E’ stato il primo a dimostrare che certi inquinanti ambientali sono resposanbili dello sviluppo dei tumori. E’ Cesare Maltoni, nato a Faenza nel 1930 e laureato in Medicina nell’anno accademico 1954-55 presso l’università di Bologna. Uno scienziato scrupoloso, più conosciuto negli Stati Uniti che in Italia, che merita di essere raccontato per le sue parole e le sue battaglie, oggi più necessarie che mai.
Il film-documentario “Vivere, che rischio”, di Michele Mellara e Alessandro Rossi, descrive la figura poliedrica del più noto punto di riferimento internazionale nell’ambito della ricerca sulla cancerogenesi ambientale e della prevenzione oncologica. Un uomo capace di portare avanti con energia le sue idee e di sfidare, in nome della salute pubblica, poteri e convenzioni. Scopriamo un carattere burbero e irascibile, attraverso la voce dell’attore ravennate Luigi Dadina. I due registi attingono da un archivio di video privati e pubblici per raccontare la realtà bolognese e italiana che ha accompagnato la vita e il lavoro di Maltoni: ambulatori, screening, ricerca ospedaliera, politica, processi, la vita tra gli anni Sessanta e il Duemila. Il montaggio fa ricorso ad animazioni e grafici per tenere alta l’attenzione dello spettatore su argomenti che ancora rappresentano un tabù.

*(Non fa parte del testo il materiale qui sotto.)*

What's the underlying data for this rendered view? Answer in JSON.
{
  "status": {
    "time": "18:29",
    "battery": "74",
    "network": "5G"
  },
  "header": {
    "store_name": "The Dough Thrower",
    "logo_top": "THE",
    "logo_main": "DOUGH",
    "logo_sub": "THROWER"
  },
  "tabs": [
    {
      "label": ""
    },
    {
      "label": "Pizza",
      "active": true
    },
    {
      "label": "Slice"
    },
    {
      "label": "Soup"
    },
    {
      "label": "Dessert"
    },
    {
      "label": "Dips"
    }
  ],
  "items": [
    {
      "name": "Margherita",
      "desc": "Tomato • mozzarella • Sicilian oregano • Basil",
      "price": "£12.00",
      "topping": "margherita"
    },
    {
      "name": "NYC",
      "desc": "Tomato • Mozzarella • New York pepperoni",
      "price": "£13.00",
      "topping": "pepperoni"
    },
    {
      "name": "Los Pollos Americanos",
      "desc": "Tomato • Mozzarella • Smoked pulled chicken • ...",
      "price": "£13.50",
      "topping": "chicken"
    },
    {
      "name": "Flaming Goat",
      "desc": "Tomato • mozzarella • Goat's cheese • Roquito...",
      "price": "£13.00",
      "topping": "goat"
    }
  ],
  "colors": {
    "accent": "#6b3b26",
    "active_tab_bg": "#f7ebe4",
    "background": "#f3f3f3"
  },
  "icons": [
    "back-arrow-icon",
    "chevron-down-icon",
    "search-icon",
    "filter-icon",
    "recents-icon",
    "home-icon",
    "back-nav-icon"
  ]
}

Lo scontro con la politica e la mala sanità, nel tempo lo isolarono. L’industria vedeva Maltoni come un nemico da screditare, l’università con i suoi Baroni troppo presi dalle loro lotte al coltello tra lobby contrapposte, gli era ostile perché conduceva ricerche al di fuori dell’accademia. Eppure Maltoni riusci a imporsi all’attenzione di tutti come il simbolo di un’oncologia che va tra le persone per dire che se i giochi della politica possono dimenticare che il cancro è un problema sistemico, ci sono ricercatori che, con la prevenzione, restano a fianco dei cittadini.
A Maltoni si deve l’avvio nel 1966 del primo programma di screening sulla popolazione femminile per la diagnosi precoce dei tumori della mammella e del collo dell’utero. Di certo ha contribuito non poco alla presa di coscienza collettiva rispetto ai rischi ambientali che il nostro modo di vivere ha creato.
Prodotto da Mammut Film con il supporto dell’Istituto Ramazzini, distribuito da I Wonder Pictures e da Unipol Biografilm Collection, Vivere che rischio “apre ampi spazi di riflessione su tutti i temi che riguardano la prassi e la ricerca scientifica, lo studio sulla prevenzione di malattie mortali, l’idea stessa di sanità pubblica e di tutela alle persone”.